Carolyn Fath
Turn your world upside down with new Australian wines.
Australian wine has built a bad reputation for itself over the past couple decades. It certainly doesn't help that ginormous bladders of industrial hooch cross the Pacific to be bottled on our shores as a watery and wretched thing called Yellowtail. Even the better stuff is often bred with heavy-handed hedonism to be big, jammy explosions that a Crocodile Dundee might enjoy out of a Solo cup.
But the same wind of change that is affecting the big Napa cabs of yore is blowing Down Under, and there's a new kind of Aussie wine that is well worth exploring. While once the exciting regions were warm spots like Barossa Valley or McLaren Vale, new areas are on the radar -- relatively cool climate zones like Adelaide Hills and Yarra Valley. What's more, a new generation of winemakers is coaxing freshness and bright flavors out of vines that would have once been picked overripe to produce the old blockbusters.

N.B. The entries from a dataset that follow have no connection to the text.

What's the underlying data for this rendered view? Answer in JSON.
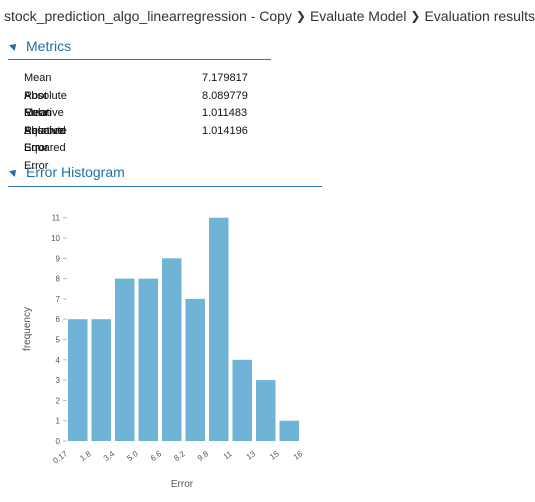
{
  "breadcrumb": {
    "items": [
      "stock_prediction_algo_linearregression - Copy",
      "Evaluate Model",
      "Evaluation results"
    ]
  },
  "metrics_section": {
    "title": "Metrics",
    "rows": [
      {
        "label": "Mean Absolute Error",
        "value": "7.179817"
      },
      {
        "label": "Root Mean Squared Error",
        "value": "8.089779"
      },
      {
        "label": "Relative Absolute Error",
        "value": "1.011483"
      },
      {
        "label": "Relative Squared Error",
        "value": "1.014196"
      }
    ]
  },
  "histogram_section": {
    "title": "Error Histogram"
  },
  "chart_data": {
    "type": "bar",
    "xlabel": "Error",
    "ylabel": "frequency",
    "x_tick_labels": [
      "0.17",
      "1.8",
      "3.4",
      "5.0",
      "6.6",
      "8.2",
      "9.8",
      "11",
      "13",
      "15",
      "16"
    ],
    "y_tick_labels": [
      "0",
      "1",
      "2",
      "3",
      "4",
      "5",
      "6",
      "7",
      "8",
      "9",
      "10",
      "11"
    ],
    "values": [
      6,
      6,
      8,
      8,
      9,
      7,
      11,
      4,
      3,
      1
    ],
    "ylim": [
      0,
      11
    ],
    "bar_color": "#6fb3d6"
  },
  "colors": {
    "accent": "#1f6fa8",
    "rule": "#2a7ab0"
  }
}
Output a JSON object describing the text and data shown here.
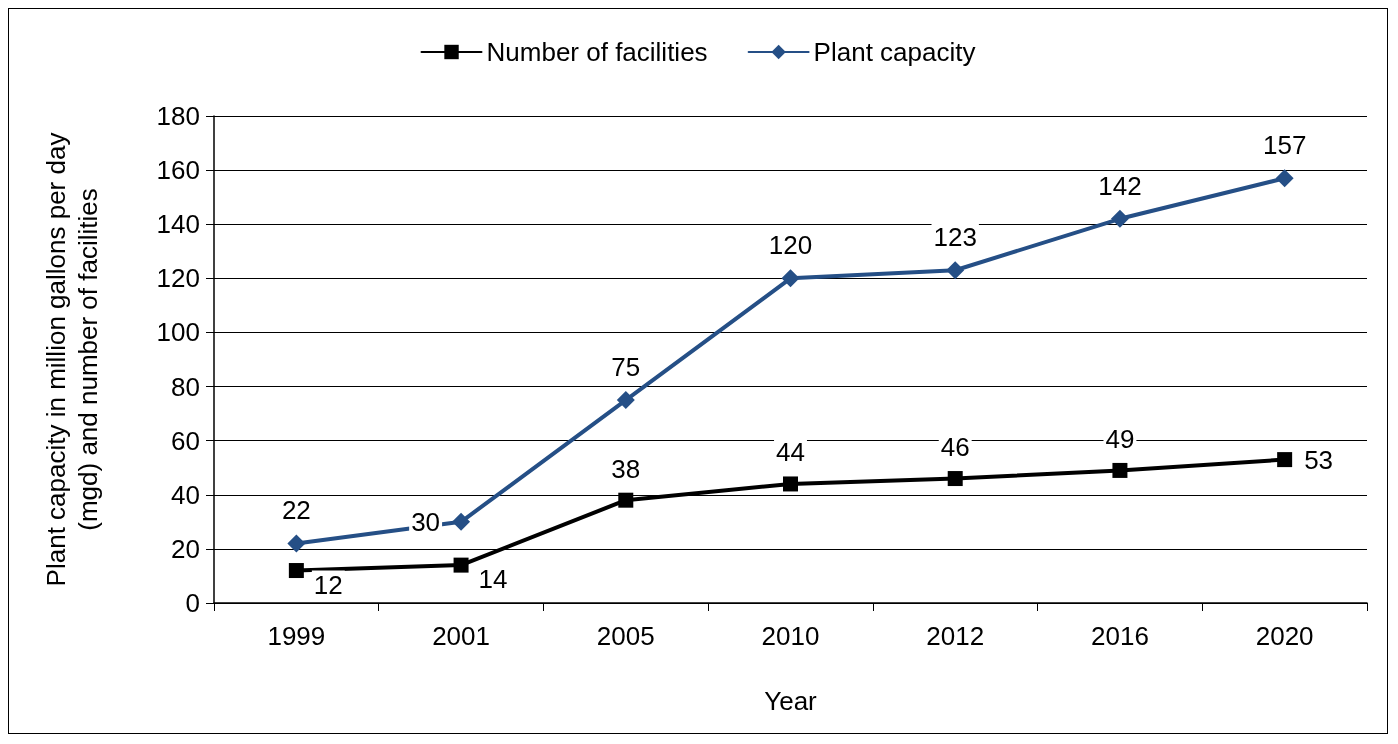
{
  "chart_data": {
    "type": "line",
    "xlabel": "Year",
    "ylabel": "Plant capacity in million gallons per day\n(mgd) and number of facilities",
    "categories": [
      "1999",
      "2001",
      "2005",
      "2010",
      "2012",
      "2016",
      "2020"
    ],
    "series": [
      {
        "name": "Number of facilities",
        "color": "#000000",
        "marker": "square",
        "values": [
          12,
          14,
          38,
          44,
          46,
          49,
          53
        ]
      },
      {
        "name": "Plant capacity",
        "color": "#254f86",
        "marker": "diamond",
        "values": [
          22,
          30,
          75,
          120,
          123,
          142,
          157
        ]
      }
    ],
    "ylim": [
      0,
      180
    ],
    "yticks": [
      0,
      20,
      40,
      60,
      80,
      100,
      120,
      140,
      160,
      180
    ],
    "grid": "y",
    "legend": "top",
    "data_labels": true,
    "line_style": "solid"
  }
}
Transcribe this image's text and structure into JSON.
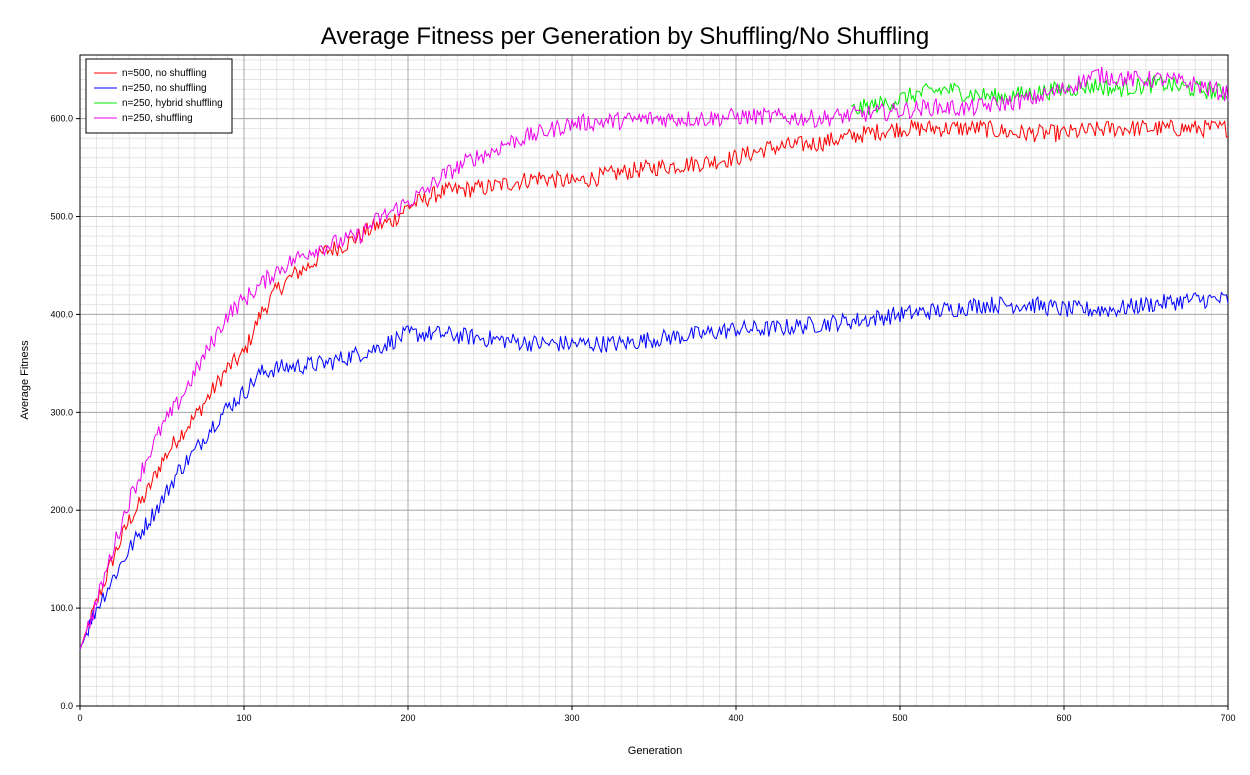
{
  "chart_data": {
    "type": "line",
    "title": "Average Fitness per Generation by Shuffling/No Shuffling",
    "xlabel": "Generation",
    "ylabel": "Average Fitness",
    "xlim": [
      0,
      700
    ],
    "ylim": [
      0,
      665
    ],
    "x_ticks": [
      0,
      100,
      200,
      300,
      400,
      500,
      600,
      700
    ],
    "y_ticks": [
      0,
      100,
      200,
      300,
      400,
      500,
      600
    ],
    "x_tick_labels": [
      "0",
      "100",
      "200",
      "300",
      "400",
      "500",
      "600",
      "700"
    ],
    "y_tick_labels": [
      "0.0",
      "100.0",
      "200.0",
      "300.0",
      "400.0",
      "500.0",
      "600.0"
    ],
    "grid": true,
    "legend_position": "top-left",
    "noise_note": "values are smoothed trend estimates; the original lines fluctuate by roughly ±10",
    "series": [
      {
        "name": "n=500, no shuffling",
        "color": "#ff0000",
        "x": [
          0,
          10,
          20,
          30,
          40,
          50,
          60,
          70,
          80,
          90,
          100,
          110,
          120,
          130,
          140,
          150,
          160,
          170,
          180,
          190,
          200,
          220,
          250,
          280,
          300,
          330,
          350,
          380,
          400,
          420,
          450,
          480,
          500,
          530,
          550,
          570,
          600,
          630,
          650,
          680,
          700
        ],
        "y": [
          58,
          105,
          150,
          190,
          215,
          250,
          275,
          295,
          320,
          345,
          360,
          400,
          425,
          440,
          450,
          465,
          470,
          480,
          490,
          495,
          510,
          525,
          530,
          540,
          535,
          545,
          550,
          555,
          560,
          570,
          575,
          585,
          590,
          590,
          590,
          585,
          585,
          590,
          590,
          590,
          590
        ]
      },
      {
        "name": "n=250, no shuffling",
        "color": "#0000ff",
        "x": [
          0,
          10,
          20,
          30,
          40,
          50,
          60,
          70,
          80,
          90,
          100,
          110,
          120,
          150,
          180,
          200,
          220,
          250,
          280,
          300,
          330,
          350,
          380,
          400,
          420,
          450,
          480,
          500,
          530,
          550,
          580,
          600,
          630,
          650,
          680,
          700
        ],
        "y": [
          58,
          100,
          130,
          160,
          185,
          210,
          240,
          260,
          285,
          305,
          320,
          340,
          345,
          350,
          365,
          380,
          380,
          375,
          370,
          370,
          370,
          375,
          380,
          385,
          385,
          390,
          395,
          400,
          405,
          410,
          410,
          405,
          405,
          410,
          415,
          415
        ]
      },
      {
        "name": "n=250, hybrid shuffling",
        "color": "#00ee00",
        "x": [
          470,
          480,
          490,
          500,
          510,
          520,
          530,
          540,
          550,
          560,
          570,
          580,
          590,
          600,
          610,
          620,
          630,
          640,
          650,
          660,
          670,
          680,
          690,
          700
        ],
        "y": [
          608,
          612,
          615,
          620,
          625,
          628,
          630,
          626,
          624,
          622,
          624,
          626,
          628,
          630,
          632,
          634,
          630,
          632,
          634,
          636,
          632,
          630,
          628,
          626
        ]
      },
      {
        "name": "n=250, shuffling",
        "color": "#ee00ee",
        "x": [
          0,
          10,
          20,
          30,
          40,
          50,
          60,
          70,
          80,
          90,
          100,
          110,
          120,
          130,
          140,
          150,
          160,
          170,
          180,
          190,
          200,
          210,
          220,
          230,
          240,
          250,
          260,
          270,
          280,
          290,
          300,
          330,
          350,
          380,
          400,
          420,
          450,
          480,
          500,
          520,
          540,
          560,
          580,
          600,
          620,
          640,
          660,
          680,
          700
        ],
        "y": [
          58,
          105,
          160,
          210,
          250,
          285,
          310,
          340,
          370,
          400,
          415,
          430,
          445,
          455,
          465,
          470,
          475,
          480,
          495,
          505,
          515,
          525,
          540,
          550,
          560,
          565,
          575,
          580,
          585,
          590,
          595,
          598,
          600,
          600,
          602,
          602,
          600,
          605,
          608,
          612,
          610,
          615,
          620,
          630,
          645,
          640,
          640,
          635,
          625
        ]
      }
    ]
  }
}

The switch is showing up even in the naming conventions: Gary Mills of the winery Jamsheed calls his wine Syrah rather than Shiraz, the usual moniker for the Australian version of the grape varietal originally hailing from France. He wants to communicate on the bottle that he's targeting a more European style -- a restrained, lower-alcohol, less hefty Syrah. The result is a thing of beauty, although the Jamsheed Beechworth Syrah '12 will set you back $50. To try a less pricey version, the entry La Syrah clocks in at $26.
The change has affected not just flagship Shiraz, but Chardonnay as well. Michael Dhillon, the son of a visionary sheep farmer from Punjab, crafts stunningly beautiful Chardonnay from Bindi Winegrowers from vines planted in 1988. A locally available '08 bottling called "Composition" is intense, layered, toasty and quite spicy. For your $65, you may have your perception of what Chardonnay can be forever altered.
Taras Ochota (pronounced oh-ko-ta), a former surfer, makes some of the best new-wave wines available. His Slint Vineyards Chardonnay ($75) hails from the cool Adelaide Hills (vineyard elevation 1,800 feet), where the grapes are hand harvested at night, basket-pressed and left to ferment with wild yeast. The result is tantalizing: bright citrus fruit with good acidity but some richness from battonage -- a process where the wine is stirred with a "batton" (think stick) to mix the fermentation yeast into the juice for added flavor. It's all beeswax and gunpowder, lithe and elegant.
If that's too pricey, Route Du Van Chardonnay from cool Yarra Valley is a crisp example of what's shakin' in the new Down Under, for $21.